# Winter hardy nut trees?



## JJuday (Apr 20, 2010)

Has anyone here planted winter hardy pecan or almond trees? If so, was it a sucess? I live in Norther Indiana and some maps list this region as zone 5 and others list it as zone 6. Either way most online sellers/nusery oufits claim that their trees can withstand up to -20 cold. I'm also interested in planting some carpathian walnut and butternut trees. Any advise would be appreciated. JJuday


----------



## S Mc (Apr 21, 2010)

Below is a quote from Floridata.com regarding pecan trees, Carya illionensis: "Hardiness: USDA Zones 5 - 9. There are cultivars developed specifically for zone 5 that can produce ripe nuts as far north as Ontario, and cultivars for the deep south that require 9 months to mature a crop."

And, as with any tree, it is imperative you know where the seed stock originates from as it can/will be the difference between success and failure.

We are in a zone 4/5 area and there are many butternut trees, Juglans cinerea. However, you are within their native range and there is a virulent canker that is, allegedly, wiping them out in native areas. So that may not be the best choice for long term success.

I do not have any experience with the Carpathian walnut, a hybrid of Juglans nigra (black walnut) and J. regia (English walnut), but would suspect a better winter hardiness than the English. 
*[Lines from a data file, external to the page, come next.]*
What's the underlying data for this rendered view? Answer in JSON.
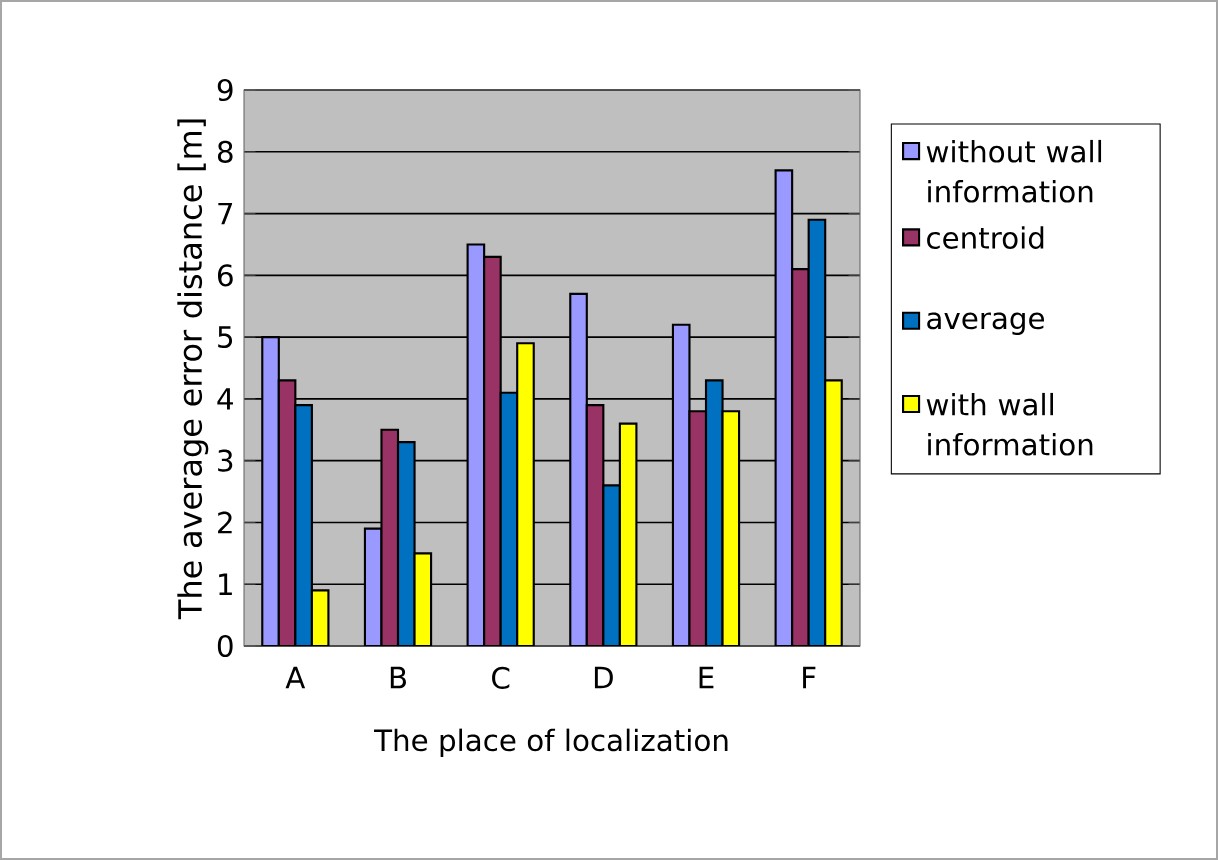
{
  "chart_data": {
    "type": "bar",
    "xlabel": "The place of localization",
    "ylabel": "The average error distance [m]",
    "categories": [
      "A",
      "B",
      "C",
      "D",
      "E",
      "F"
    ],
    "series": [
      {
        "name": "without wall information",
        "color": "#9999ff",
        "values": [
          5.0,
          1.9,
          6.5,
          5.7,
          5.2,
          7.7
        ]
      },
      {
        "name": "centroid",
        "color": "#993366",
        "values": [
          4.3,
          3.5,
          6.3,
          3.9,
          3.8,
          6.1
        ]
      },
      {
        "name": "average",
        "color": "#0070c0",
        "values": [
          3.9,
          3.3,
          4.1,
          2.6,
          4.3,
          6.9
        ]
      },
      {
        "name": "with wall information",
        "color": "#ffff00",
        "values": [
          0.9,
          1.5,
          4.9,
          3.6,
          3.8,
          4.3
        ]
      }
    ],
    "ylim": [
      0,
      9
    ],
    "yticks": [
      0,
      1,
      2,
      3,
      4,
      5,
      6,
      7,
      8,
      9
    ],
    "grid": "y",
    "legend": "right"
  }
}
The bottom line here is check for seed stock origin. Ask specifically where they are from, don't just settle for a generic "Oh, yeah, they'll do fine."

Sylvia


----------



## JJuday (May 2, 2010)

Thanks for the info. Even though I am in the native range I have never laid eyes on a Pecan tree around here. I have seen some in south central Ill. and IN, but not this far north. That's not to say that if I planted one it wouldn't grow, but no natural ones are around us. Which could be a great thing espically if there is a blight then there would be less likelyhood of catching something. Good points to ponder on, thanks again, JJuday.


----------